Várias vezes passas por cruzamentos com estradas em que tens placas a dizer “Arouca” enquanto o percurso segue em sentido contrário. O Lima várias vezes, no desespero, disse para irmos directos a Arouca, que já chegava, que tínhamos km a mais, bem acima dos 275km que a rota indicava. Mas eu não deixei …
A tentação foi grande, mas é para fazer a rota … bem me custou insistir, por ele, confesso. O Lima ficou lixado, bem notei … mas foi. Entretanto escureceu, tivemos que voltar a colocar os frontais … faltavam 6km e o Domingos recebe uma chamada … ficou para trás. Pouco depois, como que possuído pelo diabo, passa por nós a grande velocidade a dizer “só paro no carro” … cada um com a sua maluqueira…😉
A minha preocupação era o Lima … ele nestes últimos km mostrou a raça de que é feito … até doía a alma ver aquele gajo a sofrer atrozmente das canelas e dos pés e mesmo assim a tentar correr nos planos e nas descidas para despachar a coisa e não nos atrasar mais. Várias vezes nos disse para irmos andando. mas isso, como é lógico, estava fora de questão.
O Lobo ia abrindo caminho, o Lima no meio e eu fechava a comboio … houve momentos em que só me apetecia pegar no velhinho ao colo e carrega-lo até à meta .. mas o gajo é grande e pesado, e careca 😉.

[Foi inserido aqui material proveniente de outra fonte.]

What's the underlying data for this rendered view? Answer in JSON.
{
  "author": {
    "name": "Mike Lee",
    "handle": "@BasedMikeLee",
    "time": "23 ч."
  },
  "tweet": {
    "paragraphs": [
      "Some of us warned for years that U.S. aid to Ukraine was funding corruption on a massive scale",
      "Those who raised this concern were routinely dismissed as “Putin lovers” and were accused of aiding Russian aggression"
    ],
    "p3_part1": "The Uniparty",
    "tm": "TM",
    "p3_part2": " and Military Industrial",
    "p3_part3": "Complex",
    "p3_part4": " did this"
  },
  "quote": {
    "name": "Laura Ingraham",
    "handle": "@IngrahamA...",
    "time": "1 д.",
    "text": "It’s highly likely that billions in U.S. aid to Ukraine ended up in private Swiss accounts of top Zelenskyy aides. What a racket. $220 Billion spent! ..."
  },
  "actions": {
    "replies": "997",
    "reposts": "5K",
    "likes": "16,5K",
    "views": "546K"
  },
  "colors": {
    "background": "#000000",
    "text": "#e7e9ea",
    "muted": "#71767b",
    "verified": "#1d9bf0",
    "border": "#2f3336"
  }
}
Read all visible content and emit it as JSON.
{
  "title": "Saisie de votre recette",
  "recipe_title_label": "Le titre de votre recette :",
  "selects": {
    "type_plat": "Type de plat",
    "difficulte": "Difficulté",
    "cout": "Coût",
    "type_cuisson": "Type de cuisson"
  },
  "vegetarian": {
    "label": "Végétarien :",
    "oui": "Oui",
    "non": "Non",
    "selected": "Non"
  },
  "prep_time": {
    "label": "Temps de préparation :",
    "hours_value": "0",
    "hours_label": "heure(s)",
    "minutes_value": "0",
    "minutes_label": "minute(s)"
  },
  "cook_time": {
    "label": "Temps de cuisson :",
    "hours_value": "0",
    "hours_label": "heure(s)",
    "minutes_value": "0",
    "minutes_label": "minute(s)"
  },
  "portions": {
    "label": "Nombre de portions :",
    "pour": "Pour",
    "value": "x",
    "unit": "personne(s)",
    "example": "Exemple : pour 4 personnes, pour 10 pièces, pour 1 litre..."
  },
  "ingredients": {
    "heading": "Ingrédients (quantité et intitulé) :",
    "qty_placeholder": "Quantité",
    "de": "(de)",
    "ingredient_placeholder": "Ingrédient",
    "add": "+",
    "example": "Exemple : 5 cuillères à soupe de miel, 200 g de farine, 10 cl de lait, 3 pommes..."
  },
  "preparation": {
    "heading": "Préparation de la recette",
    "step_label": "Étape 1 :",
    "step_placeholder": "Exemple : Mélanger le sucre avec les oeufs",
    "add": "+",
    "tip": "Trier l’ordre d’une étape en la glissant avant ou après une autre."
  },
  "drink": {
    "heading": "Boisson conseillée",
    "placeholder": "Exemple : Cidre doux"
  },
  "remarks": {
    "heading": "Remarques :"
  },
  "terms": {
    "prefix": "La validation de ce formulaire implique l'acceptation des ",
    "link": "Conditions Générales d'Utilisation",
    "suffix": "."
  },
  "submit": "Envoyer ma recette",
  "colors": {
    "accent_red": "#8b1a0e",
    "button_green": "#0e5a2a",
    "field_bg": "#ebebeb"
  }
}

Tentava distrai-lo com conversa de chacha mas não funcionava… houve uma altura em que ia atrás dele e só o ouvia a gemer a cada passo de corrida em que fiquei com os olhos húmidos … deve ter sido algum mosquito que me entrou no olho … fonix .. que herói … ir ali, com umas pernas pesadas mas ainda na boa era para meninos .. ir ali no estado em que ele ia já não é para qualquer um … grande Lima, é o maior.
Finalmente Arouca … ligo à Dora a dizer que vamos chegar pela Camara Municipal e descer a avenida principal … ela diz que vem ao nosso encontro …Fazemos o último km a caminhar … a curtir a chegada … o Lima já se ri, já diz piadas, as emoções estão à flor da pele …tá feitinho e muito bem feito. A Dora filma o momento …
Reencontramos o Domingos, seguimos para junto dos carros, e entretanto chega o Luis para os abraços e fotos finais.
a Dora faz parte desta aventura ...
os maiores!!!
Estava na hora de regressar a casa, tomar um banho … ainda comi 2 mistas e 1 malga grande de Nestum antes de me enfiar na minha cama … que maravilha sentir o conforto da nossa cama ao fim destes dias … adormeci rapidamente com aquele sentimento bom, orgulhoso do feito, feliz pelo que tive oportunidade de viver nestas quase 70 horas de aventura.
Haverá mais um post para fechar esta aventura, faltam os agradecimentos, faltam algumas conclusões, … quem sabe amanhã!!!